Vagos | 16-NOV-2009 22:56
Automóvel caiu a poço / Único ocupante encontrado morto ao terceiro dia

Um homem permaneceu morto, no interior da sua viatura, dentro de um poço, em Vagos, pelo menos, entre sábado à noite e a manhã desta segunda-feira, quando foi descoberto por populares que chamaram os bombeiros.



Imagens:

Resgate de viatura de poço, Vagos.

Resgate de viatura de poço, Vagos.
O condutor era o único ocupante do Opel Astra com matrícula de 1992. Mário Sílvio Pereira da Silva, de 40 anos, terá sido visto vivo, pela última vez, sábado à noite num café de Covão do Lobo, sul do concelho vaguense, mas não se sabe, em concreto, como terão sido as suas últimas horas de vida.

O acidente, que não terá sido presenciado, ocorreu, ao que tudo indica, quando o homem, um pintor da construção civil, circulava na rua principal de regresso a casa, em Corgues, na freguesia vizinha de Febres, Cantanhede.
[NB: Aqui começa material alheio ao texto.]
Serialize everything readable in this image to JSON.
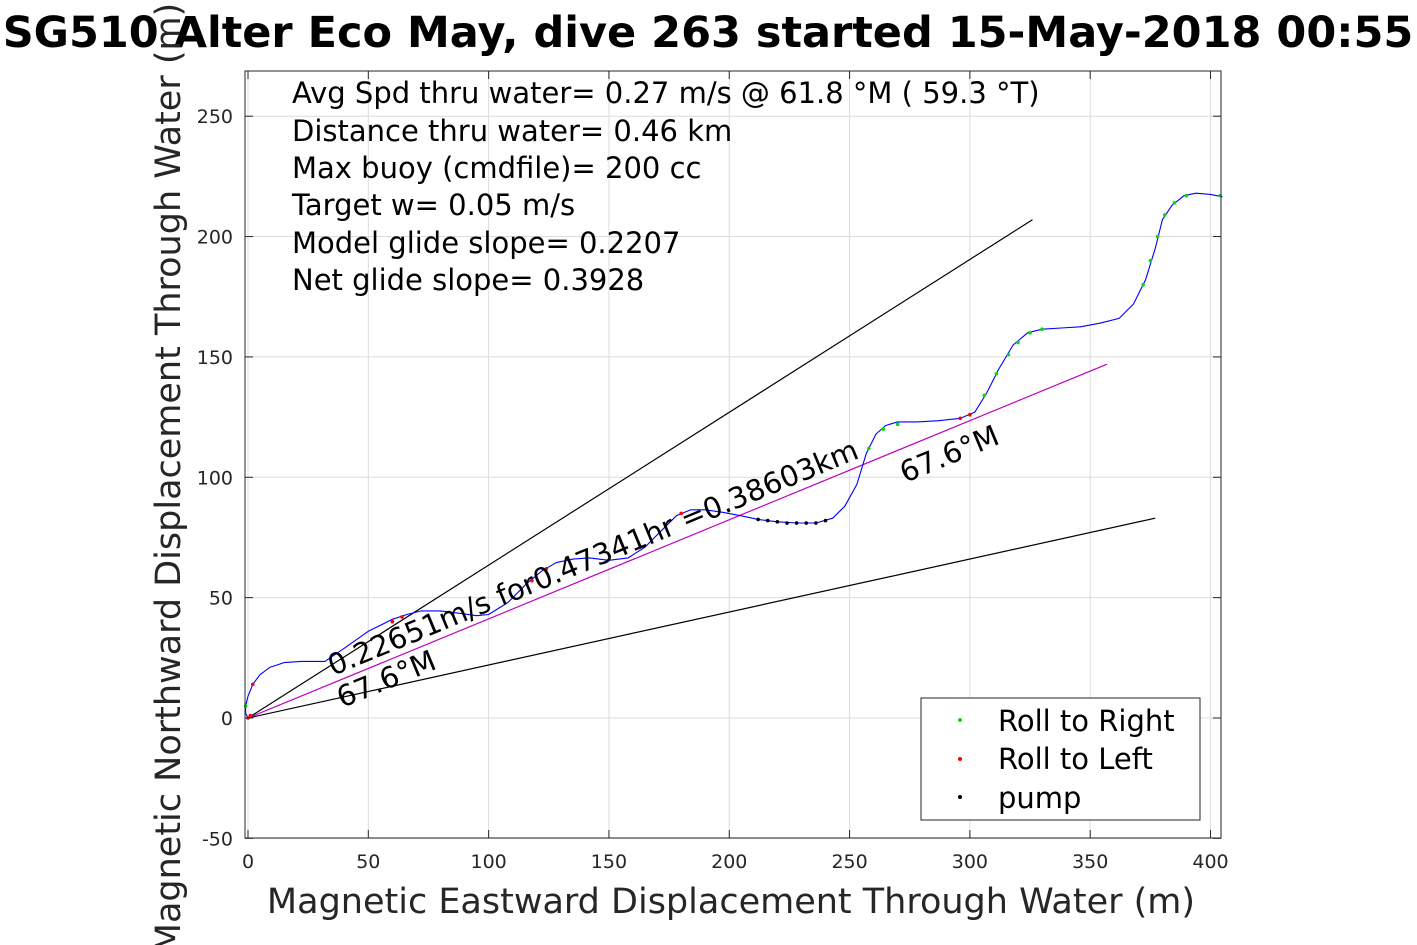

Pelos indícios no local, a viatura poderá ter ido à berma da direita, embateu numa manilha das águas pluviais, despistou-se num terreno de cultivo do lado contrário e caiu ao poço, levando à frente parte do muro de protecção.

Durante todo o fim-de-semana, apesar de ser uma via com muito movimento, ninguém deu pelo acidente e a única anormalidade na vivência local era o alerta de desaparecimento do condutor, feito através da viúva por estranhar a ausência prolongada do marido.

Só esta manhã, pelas 8:30, alguns populares, ao passarem na rua principal estranharam os rodados no terreno que iam ter ao poço. “Fomos espreitar e estava lá um carro, corremos logo a chamar os bombeiros”, disse um jovem.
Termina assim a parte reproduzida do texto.